“The inspiration for the novel and the factions were based on my views about human nature, and that virtue as an end in itself may not really be a good thing,” said Veronica Roth of her debut novel, Divergent, in a recent interview.
Virtue as an end in itself may not really be a good thing. The author suggests that by trying to be “good,” whatever “good” may mean to one group or another, we lose something of ourselves. Does “doing the right thing”--if it’s defined by someone else or society at large--mean that we deny who we are? Beatrice Prior, the narrator of Divergent, feels torn when she must choose between the five factions of her society. She knows that if she does not choose her family’s faction, the selfless Abnegation, she will have to leave them behind, possibly forever. But from the very first, Veronica Roth shows us how drawn her heroine is to Dauntless, the faction that houses the soldiers that guard the borders of their society. They are daring, gutsy, even reckless at times.

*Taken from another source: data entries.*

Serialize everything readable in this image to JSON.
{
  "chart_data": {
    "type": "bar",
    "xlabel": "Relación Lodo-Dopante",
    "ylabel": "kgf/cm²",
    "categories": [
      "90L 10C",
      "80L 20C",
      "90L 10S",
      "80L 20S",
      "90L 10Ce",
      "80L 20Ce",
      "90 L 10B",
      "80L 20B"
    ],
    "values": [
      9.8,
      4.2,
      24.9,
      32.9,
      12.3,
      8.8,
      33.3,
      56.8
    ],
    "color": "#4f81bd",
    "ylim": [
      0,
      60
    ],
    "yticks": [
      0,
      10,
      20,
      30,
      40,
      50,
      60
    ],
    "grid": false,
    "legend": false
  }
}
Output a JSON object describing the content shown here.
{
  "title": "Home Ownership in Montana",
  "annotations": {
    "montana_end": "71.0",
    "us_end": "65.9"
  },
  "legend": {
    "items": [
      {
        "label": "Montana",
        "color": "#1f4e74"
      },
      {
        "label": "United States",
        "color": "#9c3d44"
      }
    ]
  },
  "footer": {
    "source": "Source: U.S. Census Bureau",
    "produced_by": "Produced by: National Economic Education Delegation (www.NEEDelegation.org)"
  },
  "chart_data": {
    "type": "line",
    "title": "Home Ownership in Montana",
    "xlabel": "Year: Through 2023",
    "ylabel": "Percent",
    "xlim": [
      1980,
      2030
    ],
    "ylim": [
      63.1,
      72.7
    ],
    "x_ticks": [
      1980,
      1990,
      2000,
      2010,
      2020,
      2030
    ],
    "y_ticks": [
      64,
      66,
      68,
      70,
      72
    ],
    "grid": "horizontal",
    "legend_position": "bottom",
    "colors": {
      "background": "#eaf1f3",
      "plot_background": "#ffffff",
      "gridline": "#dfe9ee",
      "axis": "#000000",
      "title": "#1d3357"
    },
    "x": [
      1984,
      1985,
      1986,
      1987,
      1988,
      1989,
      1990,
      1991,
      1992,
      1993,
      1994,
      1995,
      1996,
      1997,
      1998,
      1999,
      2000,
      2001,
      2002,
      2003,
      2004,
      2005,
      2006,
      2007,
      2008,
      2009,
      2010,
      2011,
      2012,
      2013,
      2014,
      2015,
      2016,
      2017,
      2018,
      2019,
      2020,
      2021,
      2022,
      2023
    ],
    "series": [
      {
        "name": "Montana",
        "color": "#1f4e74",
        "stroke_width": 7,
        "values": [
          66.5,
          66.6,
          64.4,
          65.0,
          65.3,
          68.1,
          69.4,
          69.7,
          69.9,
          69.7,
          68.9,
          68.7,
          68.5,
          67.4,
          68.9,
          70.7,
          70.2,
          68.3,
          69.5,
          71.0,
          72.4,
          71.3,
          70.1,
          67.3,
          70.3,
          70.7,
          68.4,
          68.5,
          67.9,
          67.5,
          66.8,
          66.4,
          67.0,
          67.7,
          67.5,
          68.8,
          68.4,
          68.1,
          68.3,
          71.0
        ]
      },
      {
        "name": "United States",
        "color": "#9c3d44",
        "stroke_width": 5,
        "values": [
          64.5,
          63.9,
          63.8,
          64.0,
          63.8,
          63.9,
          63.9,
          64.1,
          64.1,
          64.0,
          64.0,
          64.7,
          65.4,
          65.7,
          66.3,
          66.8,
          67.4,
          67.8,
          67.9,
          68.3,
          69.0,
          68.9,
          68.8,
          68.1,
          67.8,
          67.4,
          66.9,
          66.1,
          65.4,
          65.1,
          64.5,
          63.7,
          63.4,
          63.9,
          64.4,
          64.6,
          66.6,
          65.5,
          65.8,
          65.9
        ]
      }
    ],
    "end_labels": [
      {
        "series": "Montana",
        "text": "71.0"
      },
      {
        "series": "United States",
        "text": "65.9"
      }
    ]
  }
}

One of my favorite moments in the book is when Tris realizes that bravery and selflessness are “often… the same thing.” It’s a great way to get teens thinking about what constitutes selflessness and bravery, and how we decide which actions are true to us, and which ones betray our sense of who we are. But she also taps into the idea that there are shades of gray. In that same interview, Roth talked about how we often single out cliques in high school as being damaging to kids, but what about in adulthood? Do we ever really graduate from labeling people? Is there really such a thing as a “good girl” and a “bad girl”? A “stoner” or “jock” or “geek”? Doesn’t everyone have more to him or her than one overriding quality?
Roth also invites readers to look more deeply at their families, friends and classmates. To see that there’s more to them. None of us fits easily into boxes. Most of us are, in fact, divergent. Does that make us “dangerous”? Perhaps only to the people who prefer neat categories.